The need of a sacrificial oxidant such as CeIV to initiate the catalytic cycle can be avoided if a catalyst was deposited on to an electrode surface and activated electrochemically. In this regard, use of Langmuir-Blodgett technique to deposit catalyst onto a surface was studied. Amphiphilic nature essential for LB film formation was introduced to the procatalytic core of [Ru(terpyridine-X)(phenanthroline)Cl]PF6 by long alkane chain attached to the terpyridine(X = C6H6-O(CH2)8CH3). The LB film formation indicated that the film collapsed at 50 mN/m. UV-visible spectra and infrared reflection absorption spectra (IRRAS) of the complex deposited onto an ITO surface were in good agreement with the complex in solution confirming the catalytic core was intact after LB deposition process. The complex indicated 86 catalytic turnover cycles during a period of 24 h in solution in the presence of CeIV as the sacrificial oxidant. The catalytic wave for water oxidation appeared at 1.5 V vs. Ag/AgCl indicating 0.36 V overpotential compared standard potential of water oxidation. In addition, catalytic wave increased linearly with number of LB monolayers, suggesting catalytic properties were not confined to the outer most LB monolayer.

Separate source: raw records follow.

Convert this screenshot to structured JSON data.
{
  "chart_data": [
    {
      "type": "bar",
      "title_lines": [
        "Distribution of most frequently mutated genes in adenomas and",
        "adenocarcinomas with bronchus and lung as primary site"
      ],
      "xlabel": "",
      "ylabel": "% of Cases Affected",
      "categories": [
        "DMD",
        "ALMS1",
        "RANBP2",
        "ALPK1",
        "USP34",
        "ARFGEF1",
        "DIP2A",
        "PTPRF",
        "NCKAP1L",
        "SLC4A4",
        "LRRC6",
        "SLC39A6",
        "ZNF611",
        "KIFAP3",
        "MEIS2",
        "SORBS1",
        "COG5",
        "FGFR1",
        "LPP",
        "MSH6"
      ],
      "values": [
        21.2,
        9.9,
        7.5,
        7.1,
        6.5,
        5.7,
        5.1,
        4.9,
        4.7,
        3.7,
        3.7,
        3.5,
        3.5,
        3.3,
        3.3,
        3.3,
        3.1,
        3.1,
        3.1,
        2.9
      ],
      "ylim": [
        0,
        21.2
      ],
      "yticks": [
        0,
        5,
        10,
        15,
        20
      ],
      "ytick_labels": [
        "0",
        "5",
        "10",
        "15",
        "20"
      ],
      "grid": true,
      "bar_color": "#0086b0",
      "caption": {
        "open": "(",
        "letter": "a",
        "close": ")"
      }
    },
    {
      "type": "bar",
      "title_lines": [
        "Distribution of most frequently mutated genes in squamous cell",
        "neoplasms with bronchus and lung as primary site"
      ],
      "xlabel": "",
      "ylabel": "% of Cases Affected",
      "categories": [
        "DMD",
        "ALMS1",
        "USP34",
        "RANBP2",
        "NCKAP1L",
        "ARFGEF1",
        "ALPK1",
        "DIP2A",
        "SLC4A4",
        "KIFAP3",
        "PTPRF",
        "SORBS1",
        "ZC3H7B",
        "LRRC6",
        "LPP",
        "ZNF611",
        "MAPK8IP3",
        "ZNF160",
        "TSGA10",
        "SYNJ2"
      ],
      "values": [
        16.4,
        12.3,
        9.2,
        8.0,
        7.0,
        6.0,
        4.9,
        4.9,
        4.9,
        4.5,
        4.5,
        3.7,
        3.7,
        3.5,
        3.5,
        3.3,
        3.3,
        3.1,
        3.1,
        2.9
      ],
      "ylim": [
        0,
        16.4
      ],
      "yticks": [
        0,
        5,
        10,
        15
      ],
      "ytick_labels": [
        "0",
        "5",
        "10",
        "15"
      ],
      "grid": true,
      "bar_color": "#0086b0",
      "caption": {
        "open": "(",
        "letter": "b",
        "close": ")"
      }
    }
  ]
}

In the next series of ruthenium/terpyridine complexes, capping ligand was changed to redox non-innocent 3,5-di-tert-butyl-2-(phenylamino)catechol (L1) and 3,5-di-tert-butyl-catechol (L2). Following complexes [Ru(TpyOC9)(L1)Cl]PF6, [Ru(TpyOC9)(L2)Cl], and [Ru(TpyOC9)(L2)DMSO]Cl were synthesized and characterized. The change of ligand architecture to from L1 to L2 and change in axial ligand from chloride to dimethyl sulfoxide resulted in dramatic changes in electronic and redox properties. LB isotherm and Brewster angle micrographs of complexes with L1 and L2 ligands indicated a uniform monolayer formation. However, UV-visible, redox, and IRRAS studies indicated only the complex with L1 ligand can be successfully transferred onto a substrate. Unfortunately, none of the above mentioned complexes with L1 and L2 ligands were catalytic towards water oxidation.

In summary, studies on ruthenium/terpyridine complexes found that, (i) water oxidation properties depends on the nature and the position of electron-withdrawing/donating substituents on phenanthroline, (ii) LB technique can be used to deposit water oxidation catalysts onto a surface, (iii) the complexes with redox non innocent ligands indicated that the ligand architecture and the axial ligand coordinated to the ruthenium center played a significant role in regulating redox processes and electronic spectral properties.